EMS Electronics design becomes more and more difficult to do well, as we continue to push both density and speeds higher when it comes to circuit design. High-RF designs require highly precise and controlled manufacturing to produce boards capable of standing up to lengthy use, and with sufficiently low failure rates.
Important Elements That Add Up To Great EMS Electronics Design
1 - Weave Density
Many newcomers to modern board design are surprised to learn that modern PCBs are layered. In fact, they can have dozens of layers, up to 50 or more. They alternate between high-resistance and low-resistance materials, so that multiple circuit lines can be stacked on top of each other. The high-resistance materials are what keep those lines from getting crossed by creating a barrier.
Generally, these materials are fiberglass and resin, using fiberglass weaves on top of resin surfaces. The issue here is that low-cost manufacturers, especially overseas, will skimp on the fiberglass. Their products have a very loose weave, leaving gaps with little fiberglass conducting the electrical current. This degrades performance, as well as introducing syncronization issues due to the uneven speed of line transmission.

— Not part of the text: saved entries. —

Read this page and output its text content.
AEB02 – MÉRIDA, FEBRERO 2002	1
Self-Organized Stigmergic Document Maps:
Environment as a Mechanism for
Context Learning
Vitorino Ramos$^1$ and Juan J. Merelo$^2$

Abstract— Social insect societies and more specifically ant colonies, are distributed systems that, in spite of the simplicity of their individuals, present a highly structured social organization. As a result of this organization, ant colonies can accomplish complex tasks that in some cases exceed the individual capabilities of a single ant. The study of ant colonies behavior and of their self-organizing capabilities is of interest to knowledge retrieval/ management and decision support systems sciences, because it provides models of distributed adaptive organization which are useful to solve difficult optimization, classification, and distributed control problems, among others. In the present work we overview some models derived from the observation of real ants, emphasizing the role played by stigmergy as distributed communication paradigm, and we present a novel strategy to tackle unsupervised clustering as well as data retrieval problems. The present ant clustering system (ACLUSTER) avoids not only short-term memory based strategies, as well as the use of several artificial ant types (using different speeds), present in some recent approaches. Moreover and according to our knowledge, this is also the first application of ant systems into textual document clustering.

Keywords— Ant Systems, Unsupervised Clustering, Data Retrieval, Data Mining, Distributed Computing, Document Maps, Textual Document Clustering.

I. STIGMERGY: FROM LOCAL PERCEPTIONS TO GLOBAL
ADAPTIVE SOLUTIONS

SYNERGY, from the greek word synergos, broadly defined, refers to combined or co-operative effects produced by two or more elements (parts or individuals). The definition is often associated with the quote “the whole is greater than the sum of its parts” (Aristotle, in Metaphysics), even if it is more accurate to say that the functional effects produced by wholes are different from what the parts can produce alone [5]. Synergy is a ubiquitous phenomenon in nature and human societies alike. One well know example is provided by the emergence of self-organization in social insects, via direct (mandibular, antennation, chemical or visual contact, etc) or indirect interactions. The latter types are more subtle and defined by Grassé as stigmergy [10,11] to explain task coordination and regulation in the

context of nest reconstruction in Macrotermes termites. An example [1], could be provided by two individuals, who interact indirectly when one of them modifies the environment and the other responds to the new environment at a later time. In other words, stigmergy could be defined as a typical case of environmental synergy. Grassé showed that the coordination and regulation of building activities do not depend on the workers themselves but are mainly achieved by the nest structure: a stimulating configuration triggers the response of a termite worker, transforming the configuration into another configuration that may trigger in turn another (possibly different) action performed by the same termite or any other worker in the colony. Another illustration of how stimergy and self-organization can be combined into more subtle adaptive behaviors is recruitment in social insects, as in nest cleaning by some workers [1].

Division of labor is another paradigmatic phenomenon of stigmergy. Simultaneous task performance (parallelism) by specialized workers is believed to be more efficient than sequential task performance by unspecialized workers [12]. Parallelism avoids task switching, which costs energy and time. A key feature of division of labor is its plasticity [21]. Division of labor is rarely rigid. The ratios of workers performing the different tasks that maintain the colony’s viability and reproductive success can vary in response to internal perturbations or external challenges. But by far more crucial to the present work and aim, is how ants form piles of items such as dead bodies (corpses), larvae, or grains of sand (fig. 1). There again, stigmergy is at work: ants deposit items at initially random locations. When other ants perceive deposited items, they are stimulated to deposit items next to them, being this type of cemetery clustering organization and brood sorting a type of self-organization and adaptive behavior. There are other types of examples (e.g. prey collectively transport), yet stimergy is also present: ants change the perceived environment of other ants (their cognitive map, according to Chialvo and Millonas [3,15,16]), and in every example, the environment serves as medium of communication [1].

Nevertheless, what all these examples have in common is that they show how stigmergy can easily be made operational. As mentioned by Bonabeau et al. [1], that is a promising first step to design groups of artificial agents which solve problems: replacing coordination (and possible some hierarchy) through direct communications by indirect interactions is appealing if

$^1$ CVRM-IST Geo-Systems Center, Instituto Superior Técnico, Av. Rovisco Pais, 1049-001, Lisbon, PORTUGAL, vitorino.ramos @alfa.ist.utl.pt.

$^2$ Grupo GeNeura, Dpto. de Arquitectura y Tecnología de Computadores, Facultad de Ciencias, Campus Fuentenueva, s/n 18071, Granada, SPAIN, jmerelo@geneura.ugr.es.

2 - Precise copper etching
In many cases, the "adding" of copper lines to a PCB is actually a subtractive process: The board starts with a full layer of copper, which is then etched away to leave only the lines and connector areas needed for the circuit design. It's crucial that these lines be as smooth as possible. Jagged edges or uneven etching on the copper reduce reliability and introduce extra RF interference when the board is placed under a high load.
In many cases, this is plainly visible, even to the naked eye. Take a look at one of your boards sometime. If the edges of the copper wiring look jagged, wavy, or otherwise not-smooth, you may want to start looking for a manufacturer with higher-quality equipment.
3 - Prototyper vs Manufacturer Mismatches
This is another issue we see crop up more and more: When a company is using Manufacturer A to create prototypes and Manufacturer B to mass-produce the final build, it is absolutely essential that B be able to provide the same level of precision and worksmanship that A can. We've seen far too many situations where a great prototype has given way to a poor product, because the full-scale manufacturing run couldn't match the prototype.
Frankly, the best solution here is usually just to go single-source. When a company has the capability to go straight from prototyping to a full run, that eliminates guesswork as well as the redundancies involved in hiring two separate manufacturers.
4 - Cleanliness / Ionic materials
When dealing with high-RF EMS electronics design, cleaning the board after production should involve more than just spraying it with water and hoping for the best. Even microscopic specks of ionic materials - natural insulators - can have significant impact on the final speed and reliability of PCBs.
Higher-quality manufacturers have equipment which tests the conductivity of the board throughout the cleansing process, which allows them to know when a board is sufficiently clean. Without this sort of qualitative assessment, the cleaning process becomes guesswork.